Chicken Fricassee is a traditional French dish, stew. I believe that this is very elegant dish, not like the rustic dish Coq-a-Vin. Traditionally back in the days, when the dish was made, it was after a hunting and its cooked low and slow to make the meat juicy and tender.
The English version of fricassee are made with egg yolks, while the Italian version of the fricassee is thicken with lemon and yolks. I like to made my fricassee slightly differently and this version works very well for me. I like to slowly boil or poaching the chicken tights in broth. I add some fresh garlic, lemon and salt and this is the base for my sauce as well. It is so many versions out there but trust me that this one will become your favorite.
I don’t use mushrooms in my sauce, this is how you will find it serve in the restaurants in France. I just don’t think adding mushrooms make the sauce that velvety smoot and totally change it the profile flavor. Here in this dish is all about the sauce and the chicken. With a few ingredient and passions you will get this super delicious dinner in no time. I will be honest, you will love it, the chicken is so tender and juicy and the sauce is mouthwatering.
For the chicken stock:
|Garlic Powder||1/4 tsp.|
|Black Pepper||1/4 tsp.|
For the sauce:
|Heavy Cream||2/3 cup|
|Olive Oil||2 tbsp.|
|Chicken stock||3-4 cups|
|Lemon Juice||1/2 lemon|
Start with making the stock. This is the base for really good sauce. I like to use tights with the skin on. To have a really flavorful broth, you need the bones and skin. Fill a large pot with the 6 quarts of water( 3 litters or so), add the chicken tights bone in and skin, garlic powder, lemon juice , and the half lemon, salt and black pepper and slowly poached it/ cook.
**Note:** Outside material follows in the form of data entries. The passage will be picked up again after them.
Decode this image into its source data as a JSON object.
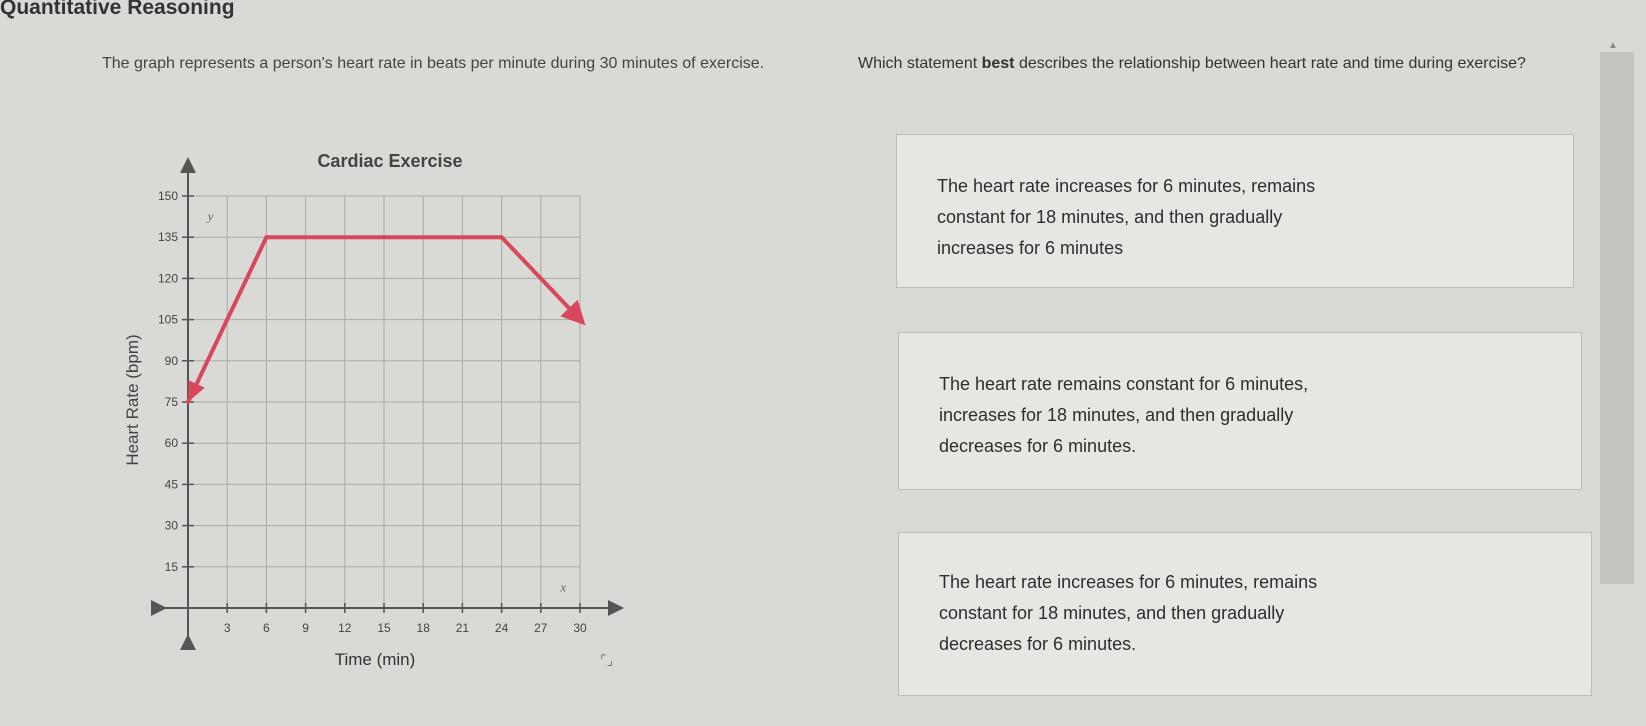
{
  "page_title": "Quantitative Reasoning",
  "stem": "The graph represents a person's heart rate in beats per minute during 30 minutes of exercise.",
  "question": {
    "before": "Which statement ",
    "bold": "best",
    "after": " describes the relationship between heart rate and time during exercise?"
  },
  "choices": [
    {
      "lines": [
        "The heart rate increases for 6 minutes, remains",
        "constant for 18 minutes, and then gradually",
        "increases for 6 minutes"
      ]
    },
    {
      "lines": [
        "The heart rate remains constant for 6 minutes,",
        "increases for 18 minutes, and then gradually",
        "decreases for 6 minutes."
      ]
    },
    {
      "lines": [
        "The heart rate increases for 6 minutes, remains",
        "constant for 18 minutes, and then gradually",
        "decreases for 6 minutes."
      ]
    }
  ],
  "chart_data": {
    "type": "line",
    "title": "Cardiac Exercise",
    "xlabel": "Time (min)",
    "ylabel": "Heart Rate (bpm)",
    "x_axis_letter": "x",
    "y_axis_letter": "y",
    "xlim": [
      0,
      30
    ],
    "ylim": [
      0,
      150
    ],
    "xticks": [
      3,
      6,
      9,
      12,
      15,
      18,
      21,
      24,
      27,
      30
    ],
    "yticks": [
      15,
      30,
      45,
      60,
      75,
      90,
      105,
      120,
      135,
      150
    ],
    "grid": true,
    "line_color": "#d9485a",
    "arrows_at_ends": true,
    "points": [
      [
        0,
        75
      ],
      [
        6,
        135
      ],
      [
        24,
        135
      ],
      [
        30,
        105
      ]
    ]
  }
}
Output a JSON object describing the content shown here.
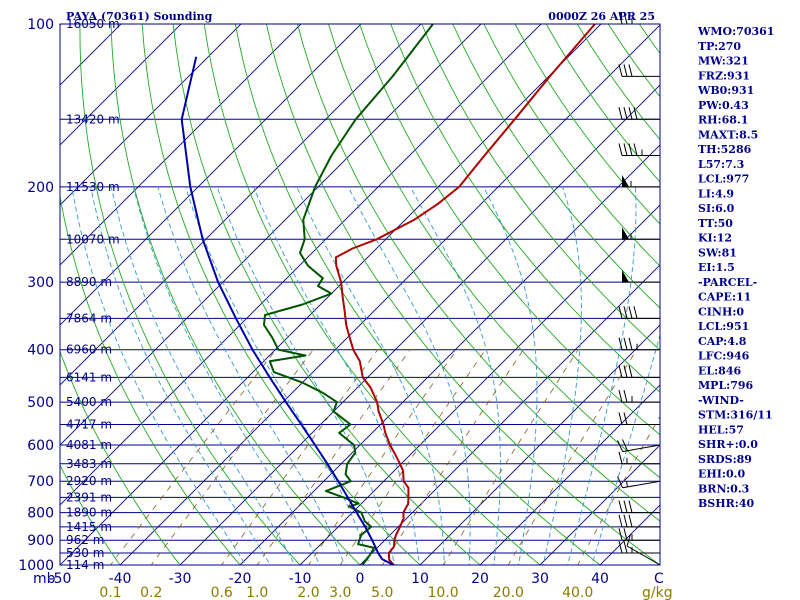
{
  "header": {
    "title": "PAYA (70361) Sounding",
    "valid_time": "0000Z 26 APR 25",
    "pressure_unit": "mb",
    "temp_unit": "C",
    "mixing_ratio_unit": "g/kg"
  },
  "indices": [
    "WMO:70361",
    "TP:270",
    "MW:321",
    "FRZ:931",
    "WB0:931",
    "PW:0.43",
    "RH:68.1",
    "MAXT:8.5",
    "TH:5286",
    "L57:7.3",
    "LCL:977",
    "LI:4.9",
    "SI:6.0",
    "TT:50",
    "KI:12",
    "SW:81",
    "EI:1.5",
    "-PARCEL-",
    "CAPE:11",
    "CINH:0",
    "LCL:951",
    "CAP:4.8",
    "LFC:946",
    "EL:846",
    "MPL:796",
    "-WIND-",
    "STM:316/11",
    "HEL:57",
    "SHR+:0.0",
    "SRDS:89",
    "EHI:0.0",
    "BRN:0.3",
    "BSHR:40"
  ],
  "colors": {
    "axes": "#00008b",
    "isobars": "#00008b",
    "isotherms": "#00008b",
    "dry_adiabats": "#22aa22",
    "moist_adiabats": "#3399cc",
    "mixing_ratio": "#806020",
    "temperature": "#b00000",
    "dewpoint": "#005500",
    "parcel": "#0000aa",
    "mixing_ratio_labels": "#8b7a00"
  },
  "chart_data": {
    "type": "line",
    "title": "PAYA (70361) Sounding",
    "subtitle": "0000Z 26 APR 25",
    "xlabel": "C",
    "ylabel": "mb",
    "xlim": [
      -50,
      50
    ],
    "ylim": [
      1000,
      100
    ],
    "y_scale": "log",
    "skew": "skew-T log-p",
    "grid": true,
    "pressure_ticks": [
      100,
      200,
      300,
      400,
      500,
      600,
      700,
      800,
      900,
      1000
    ],
    "temperature_ticks": [
      -50,
      -40,
      -30,
      -20,
      -10,
      0,
      10,
      20,
      30,
      40
    ],
    "mixing_ratio_ticks": [
      "0.1",
      "0.2",
      "0.6",
      "1.0",
      "2.0",
      "3.0",
      "5.0",
      "10.0",
      "20.0",
      "40.0"
    ],
    "mixing_ratio_values": [
      0.1,
      0.2,
      0.6,
      1.0,
      2.0,
      3.0,
      5.0,
      10.0,
      20.0,
      40.0
    ],
    "height_labels": [
      {
        "p": 100,
        "text": "16050 m"
      },
      {
        "p": 150,
        "text": "13420 m"
      },
      {
        "p": 200,
        "text": "11530 m"
      },
      {
        "p": 250,
        "text": "10070 m"
      },
      {
        "p": 300,
        "text": "8890 m"
      },
      {
        "p": 350,
        "text": "7864 m"
      },
      {
        "p": 400,
        "text": "6960 m"
      },
      {
        "p": 450,
        "text": "6141 m"
      },
      {
        "p": 500,
        "text": "5400 m"
      },
      {
        "p": 550,
        "text": "4717 m"
      },
      {
        "p": 600,
        "text": "4081 m"
      },
      {
        "p": 650,
        "text": "3483 m"
      },
      {
        "p": 700,
        "text": "2920 m"
      },
      {
        "p": 750,
        "text": "2391 m"
      },
      {
        "p": 800,
        "text": "1890 m"
      },
      {
        "p": 850,
        "text": "1415 m"
      },
      {
        "p": 900,
        "text": "962 m"
      },
      {
        "p": 950,
        "text": "530 m"
      },
      {
        "p": 1000,
        "text": "114 m"
      }
    ],
    "series": [
      {
        "name": "Temperature",
        "points": [
          [
            1000,
            5.6
          ],
          [
            978,
            4.0
          ],
          [
            950,
            2.8
          ],
          [
            925,
            2.6
          ],
          [
            900,
            1.6
          ],
          [
            880,
            1.0
          ],
          [
            850,
            0.3
          ],
          [
            820,
            -0.5
          ],
          [
            800,
            -1.5
          ],
          [
            770,
            -2.2
          ],
          [
            750,
            -3.2
          ],
          [
            720,
            -4.8
          ],
          [
            700,
            -6.7
          ],
          [
            670,
            -8.5
          ],
          [
            650,
            -10.2
          ],
          [
            620,
            -13.0
          ],
          [
            600,
            -15.0
          ],
          [
            570,
            -17.8
          ],
          [
            550,
            -19.5
          ],
          [
            520,
            -22.5
          ],
          [
            500,
            -24.3
          ],
          [
            470,
            -27.8
          ],
          [
            450,
            -30.8
          ],
          [
            420,
            -34.0
          ],
          [
            400,
            -37.0
          ],
          [
            380,
            -39.6
          ],
          [
            360,
            -42.3
          ],
          [
            340,
            -44.8
          ],
          [
            320,
            -47.5
          ],
          [
            300,
            -50.3
          ],
          [
            280,
            -53.8
          ],
          [
            270,
            -55.3
          ],
          [
            260,
            -54.0
          ],
          [
            250,
            -51.5
          ],
          [
            230,
            -48.5
          ],
          [
            215,
            -47.2
          ],
          [
            200,
            -46.5
          ],
          [
            175,
            -47.5
          ],
          [
            150,
            -48.5
          ],
          [
            125,
            -49.8
          ],
          [
            100,
            -51.0
          ]
        ]
      },
      {
        "name": "Dewpoint",
        "points": [
          [
            1000,
            0.4
          ],
          [
            960,
            0.0
          ],
          [
            930,
            -0.5
          ],
          [
            915,
            -3.8
          ],
          [
            880,
            -4.8
          ],
          [
            850,
            -4.5
          ],
          [
            830,
            -6.5
          ],
          [
            800,
            -8.5
          ],
          [
            780,
            -11.5
          ],
          [
            770,
            -10.5
          ],
          [
            750,
            -14.0
          ],
          [
            730,
            -18.0
          ],
          [
            700,
            -15.5
          ],
          [
            680,
            -17.5
          ],
          [
            650,
            -19.0
          ],
          [
            620,
            -19.5
          ],
          [
            600,
            -21.0
          ],
          [
            570,
            -25.5
          ],
          [
            550,
            -25.0
          ],
          [
            520,
            -30.0
          ],
          [
            500,
            -31.0
          ],
          [
            480,
            -35.0
          ],
          [
            460,
            -40.0
          ],
          [
            440,
            -46.5
          ],
          [
            420,
            -49.0
          ],
          [
            410,
            -44.0
          ],
          [
            400,
            -49.5
          ],
          [
            380,
            -52.5
          ],
          [
            360,
            -56.0
          ],
          [
            345,
            -57.5
          ],
          [
            330,
            -53.0
          ],
          [
            315,
            -50.0
          ],
          [
            305,
            -53.5
          ],
          [
            295,
            -54.0
          ],
          [
            280,
            -58.5
          ],
          [
            265,
            -62.0
          ],
          [
            250,
            -63.5
          ],
          [
            230,
            -67.0
          ],
          [
            200,
            -70.5
          ],
          [
            175,
            -73.0
          ],
          [
            150,
            -75.0
          ],
          [
            125,
            -76.0
          ],
          [
            100,
            -78.0
          ]
        ]
      },
      {
        "name": "Parcel",
        "points": [
          [
            1000,
            5.6
          ],
          [
            975,
            2.7
          ],
          [
            950,
            1.0
          ],
          [
            900,
            -2.1
          ],
          [
            850,
            -5.5
          ],
          [
            800,
            -9.3
          ],
          [
            750,
            -13.3
          ],
          [
            700,
            -17.6
          ],
          [
            650,
            -22.3
          ],
          [
            600,
            -27.5
          ],
          [
            550,
            -33.2
          ],
          [
            500,
            -39.5
          ],
          [
            450,
            -46.3
          ],
          [
            400,
            -53.8
          ],
          [
            350,
            -61.8
          ],
          [
            300,
            -70.8
          ],
          [
            250,
            -80.5
          ],
          [
            200,
            -91.3
          ],
          [
            150,
            -104.0
          ],
          [
            115,
            -112.0
          ]
        ]
      }
    ],
    "wind_barbs": [
      {
        "p": 1000,
        "dir": 300,
        "spd": 10
      },
      {
        "p": 950,
        "dir": 270,
        "spd": 25
      },
      {
        "p": 900,
        "dir": 270,
        "spd": 25
      },
      {
        "p": 850,
        "dir": 270,
        "spd": 30
      },
      {
        "p": 800,
        "dir": 270,
        "spd": 30
      },
      {
        "p": 700,
        "dir": 260,
        "spd": 15
      },
      {
        "p": 650,
        "dir": 270,
        "spd": 15
      },
      {
        "p": 600,
        "dir": 260,
        "spd": 20
      },
      {
        "p": 550,
        "dir": 270,
        "spd": 20
      },
      {
        "p": 500,
        "dir": 270,
        "spd": 25
      },
      {
        "p": 450,
        "dir": 270,
        "spd": 30
      },
      {
        "p": 400,
        "dir": 270,
        "spd": 35
      },
      {
        "p": 350,
        "dir": 270,
        "spd": 40
      },
      {
        "p": 300,
        "dir": 270,
        "spd": 50
      },
      {
        "p": 250,
        "dir": 270,
        "spd": 55
      },
      {
        "p": 200,
        "dir": 270,
        "spd": 55
      },
      {
        "p": 175,
        "dir": 270,
        "spd": 45
      },
      {
        "p": 150,
        "dir": 270,
        "spd": 40
      },
      {
        "p": 125,
        "dir": 270,
        "spd": 30
      },
      {
        "p": 100,
        "dir": 270,
        "spd": 25
      }
    ]
  }
}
After 15 minutes of poaching remove the lemon and continue cooking for about 45 minutes up to 1 hour. You will end up with glossy chicken and super flavorful and delicious stock.
In a large skillet over medium temperature add the olive oil and butter and then add the finely chopped, or graded garlic and stir for a 30 second. If necessary turn down the heat so you don’t burn the garlic. Then add the flour and turn temperature to low and constantly stir , make sure not to burn the flour. Then add the chicken stock, heavy cream, lemon juice, salt and pepper and cook on low for 20-25 minutes, stirring occasionally.
You should end with silky, velvety and smoot sauce. You can add the already cooked chicken into the sauce or added later in the plate for nice presentation.
Garnish with fresh chopped parsley and fresh garlic chives.